Entah itu peristiwa besar, kelahiran seorang tokoh besar ataupun kejadian lainya di masa lampau tertata rapi di barisan angka-angka yang ada di kalender kita. Peringatan hari Kartini menjadi salah satunya, diperingati setiap tanggal 21 April yang bertujuan untuk memberikan rasa hormat kepada salah satu tokoh yang telah berkontribusi besar dalam pergerakan perempuan-perempuan Indonesia.
Kartini menjadi sosok yang paling diingat oleh masyarakat kita meskipun sebenarnya banyak tokoh perempuan lain seperti Dewi Sartika, Cut Nyak Dien dan lainya yang pemikiranya juga perlu diteladani oleh perempuan Indonesia pada masa kini.
Kebesaran nama Kartini sehingga menjadi tokoh perempuan yang hari lahirnya diperingati setiap tahun tak lepas dari karyanya yang berjudul "Habis gelap terbitlah terang". Meskipun sebenarnya karya tersebut berisi tentang surat-suratnya yang setelah Kartini wafat dibukukan oleh J.H. Abendanon.

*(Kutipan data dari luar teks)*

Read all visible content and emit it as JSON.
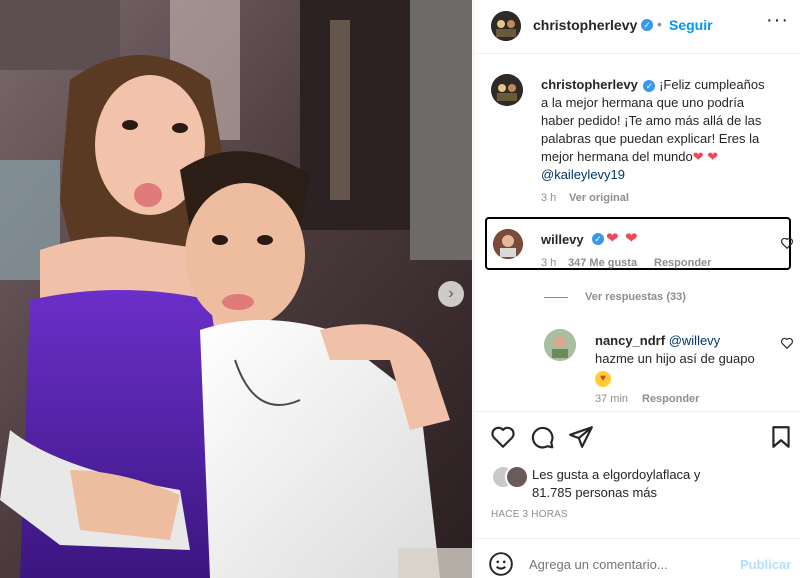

Setiap tanggal 21 April, kalimat "Habis gelap terbitlah terang" selalu menjadi kalimat wajib yang tersemat disamping foto R A Kartini yang dibagikan ke semua media sosial ataupun surat kabar sebagai bentuk penghormatan kita kepada beliau.
Wajar saja hal itu dilakukan, tetapi apakah peringatan hari Kartini hanya kita peringati sebatas dengan cara share gambar dan berdandan ala Kartini saja?. Sudahkah perempuan Indonesia masa kini benar-benar meneladani pemikiran dari Kartini?
Jika kita tahu bahwa kartini adalah sosok perempuan yang gencar menolak bayang-bayang budaya patriarki dengan sebenar-benarnya perjuangan, apakah cita-cita Kartini tersebut sudah benar terwujud dengan diperingati hari lahirnya setiap tahun?.
Jika kita berbicara Kartini maka kita juga berbicara tentang kesetaraan gender yang sampai saat ini masih menjadi polemik didalam kehidupan kita sehari-hari. Secara sosiologis setidaknya ada 4 macam ketidakadilan gender yang terjadi pada masyarakat kita, yakni sub ordinasi, stereotipe, beban ganda dan marjinalisasi.
Sebuah hal yang tidak sepatutnya ada jika kita benar-benar memperingati hari Kartini setiap tahunnya. Apakah kita sudah benar-benar memperingati hari Kartini jika pandangan-pandangan yang sudah melemahkan posisi perempuan masih melekat pada pikiran masyarajat kita
"Pekerjaan perempuan hanya ada di dapur, perempuan tak cocok menjadi pemimpin, laki-laki mempunyai kecerdasan yang lebih daripada perempuan" merupakan beberapa dari banyaknya anggapan yang sejak awal sudah memarjinalkan posisi perempuan dan melanggengkan penindasan budaya patriarki.